The sauce may also be a little bit different than what you're accustomed to. Deep dish pizzas usually have a raw, chunky tomato sauce that gets cooked while the pizza bakes for a long time (it's not one of those 90 second Neapolitan pizzas). I like to use a can of crushed San Marzano tomatoes since they have some texture without being too chunky for my taste and they have such a bright flavor with just the right amount of sweetness and acidity. Of course, just about any can of any tomatoes will work; you can take canned whole tomatoes and crush them yourself or just go with a can of tomato puree for a smooth sauce. I combine the tomatoes with some garlic, onions, spices, and a bit more sugar and lemon juice to taste. I only let it cook for a few minutes until all the flavors meld together since it will get cooked for a long time while on the pizza.


Real Chicago deep dish places often have their own special pans for baking the pizzas so they cook through and get all nice and crispy without over-browning. I've found that a regular 9" round metal cake pan yields a crispy crust and can hold all the deep dish action without overflowing. Just press in the dough and make sure it creeps all the way up the sides. I top it with thin slices of mozzarella (slices are better than shredded here, trust me), all my toppings (gotta have those meatballs), and a few ladles of sauce to cover everything. As tasty and decadent as all of this is, the best part is that it makes two whole pizzas, and they make great leftovers.


3 1/2 Cups Flour
1/2 Cup Yellow Cornmeal
1 1/4 tsp Salt
1 T Sugar
2 1/4 tsp Yeast
1 1/4 Cups Warm Water
1/2 Stick Butter, Softened
1/2 Stick Butter, Melted
1 28oz Can Crushed Tomatoes
1 Small Onion, Diced/Minced
3 Cloves Garlic, Minced
2 T Sugar
1 tsp Lemon Juice
1/4 tsp Basil
1/4 tsp Oregano
1/4 tsp Thyme
12oz Mozzarella, Sliced
1/3 Cup Grated Parmesan
Meats and Vegetables

In the bowl of a stand mixer, combine the warm water, yeast, and sugar. Let sit for 5-10 minutes or until the yeast has activated. Using the dough hook, stir in 2 cups of flour, cornmeal, and salt. Add the melted butter, then gradually add the remaining flour until the dough comes together. Knead on medium-low speed for 5 minutes or until it is elastic and pulls away from the bowl, adding more flour as necessary.
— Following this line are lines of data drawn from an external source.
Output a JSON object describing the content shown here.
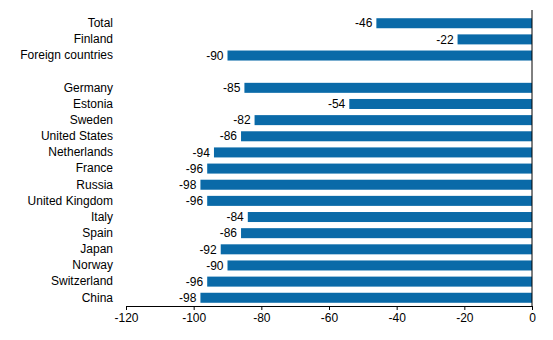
{
  "chart_data": {
    "type": "bar",
    "orientation": "horizontal",
    "categories": [
      "Total",
      "Finland",
      "Foreign countries",
      null,
      "Germany",
      "Estonia",
      "Sweden",
      "United States",
      "Netherlands",
      "France",
      "Russia",
      "United Kingdom",
      "Italy",
      "Spain",
      "Japan",
      "Norway",
      "Switzerland",
      "China"
    ],
    "values": [
      -46,
      -22,
      -90,
      null,
      -85,
      -54,
      -82,
      -86,
      -94,
      -96,
      -98,
      -96,
      -84,
      -86,
      -92,
      -90,
      -96,
      -98
    ],
    "color": "#0a6aa8",
    "xlim": [
      -120,
      0
    ],
    "xticks": [
      -120,
      -100,
      -80,
      -60,
      -40,
      -20,
      0
    ],
    "grid": false,
    "data_labels": true
  }
}
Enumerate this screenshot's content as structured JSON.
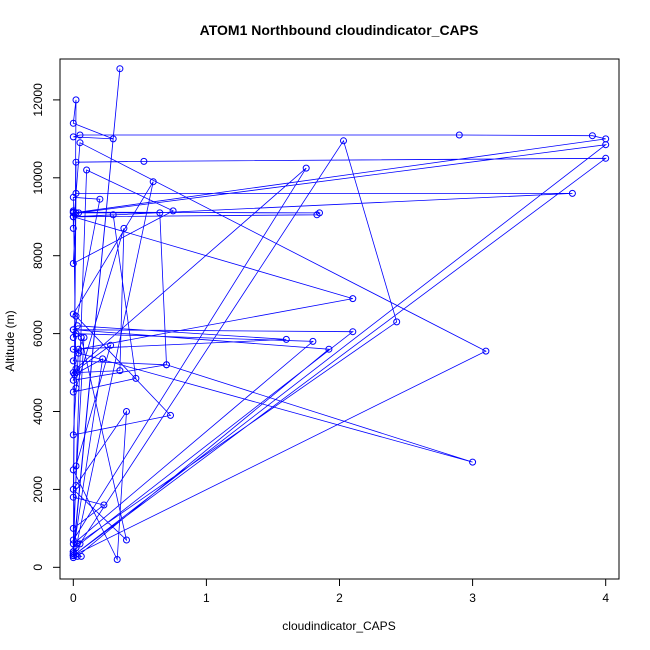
{
  "chart_data": {
    "type": "line",
    "title": "ATOM1 Northbound cloudindicator_CAPS",
    "xlabel": "cloudindicator_CAPS",
    "ylabel": "Altitude (m)",
    "xlim": [
      -0.1,
      4.1
    ],
    "ylim": [
      -300,
      13050
    ],
    "xticks": [
      0,
      1,
      2,
      3,
      4
    ],
    "yticks": [
      0,
      2000,
      4000,
      6000,
      8000,
      10000,
      12000
    ],
    "line_color": "#0000ff",
    "markers": "open-circle",
    "series": [
      {
        "x": [
          0.0,
          0.06,
          0.0,
          0.35,
          0.0,
          0.02,
          0.0,
          0.3,
          0.0,
          0.05,
          2.9,
          3.9,
          4.0,
          0.0,
          0.0,
          0.0,
          1.85,
          1.83,
          0.0,
          0.0,
          0.05,
          3.1,
          0.0,
          0.0,
          0.1,
          0.75,
          0.0,
          0.02,
          0.65,
          0.7,
          0.0,
          0.02,
          1.75,
          0.0,
          0.03,
          2.43,
          2.03,
          0.0,
          0.0,
          0.02,
          0.53,
          4.0,
          0.0,
          0.02,
          0.6,
          0.0,
          0.02,
          0.73,
          0.0,
          0.04,
          2.1,
          0.0,
          0.3,
          0.47,
          0.0,
          0.02,
          0.38,
          0.35,
          0.02,
          0.0,
          0.2,
          0.0,
          0.02,
          1.8,
          0.0,
          0.05,
          2.1,
          0.0,
          0.03,
          1.6,
          0.0,
          0.04,
          3.0,
          0.7,
          0.0,
          0.08,
          0.0,
          0.23,
          0.0,
          0.02,
          3.75,
          0.0,
          0.04,
          4.0,
          0.0,
          0.03,
          1.92,
          0.0,
          0.06,
          0.4,
          0.0,
          0.02,
          0.4,
          0.33,
          0.0,
          0.02,
          0.28,
          0.0,
          0.01,
          0.22,
          0.0,
          0.02
        ],
        "y": [
          250,
          280,
          400,
          12800,
          300,
          12000,
          11400,
          11000,
          11050,
          11100,
          11100,
          11080,
          11000,
          9100,
          9150,
          9120,
          9100,
          9050,
          9000,
          8700,
          10900,
          5550,
          300,
          350,
          10200,
          9150,
          7800,
          9100,
          9100,
          5200,
          4800,
          5100,
          10250,
          700,
          600,
          6300,
          10950,
          350,
          400,
          10400,
          10420,
          10500,
          300,
          500,
          9900,
          6500,
          6450,
          3900,
          3400,
          5600,
          6900,
          9000,
          9050,
          4850,
          4500,
          4600,
          8700,
          5050,
          5000,
          9500,
          9450,
          5900,
          6000,
          5800,
          600,
          600,
          6050,
          6100,
          6200,
          5850,
          5600,
          5500,
          2700,
          5200,
          5300,
          5900,
          1000,
          1600,
          1800,
          9600,
          9600,
          9000,
          9100,
          10850,
          300,
          280,
          5600,
          6100,
          5900,
          700,
          2000,
          2100,
          4000,
          200,
          2500,
          2600,
          5700,
          5000,
          4950,
          5350,
          400,
          500
        ]
      }
    ]
  }
}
Roll the dough into a ball and place in a large greased bowl. Cover with plastic wrap and let rise in a warm area for 1-2 hours or until doubled in volume.

Punch the dough down and turn onto a floured surface. Roll into a rectangle about 1/2" thick and spread evenly with the softened butter. Roll into a log and cut in half. Place the dough balls back into greased bowls, cover, and let rise again for an hour in a warm area.

Meanwhile, heat some oil in a medium pot. Add the onion and cook for 2 minutes or until fragrant and translucent. Add the garlic and cook for 1 minute. Stir in the tomatoes, sugar, lemon juice, basil, oregano, and thyme. Simmer for 20 minutes.

Heat oven to 425F and grease 2 9" cake pans.

Roll each ball of dough out to fit the pans, making sure the crust goes all the way up the sides. Place the mozzarella slices on the crust, limiting gaps as much as possible. Top with any meats or vegetables, then spread the sauce on to cover. Sprinkle with the parmesan.

Bake for 25-30 minutes or until the crust is deeply browned.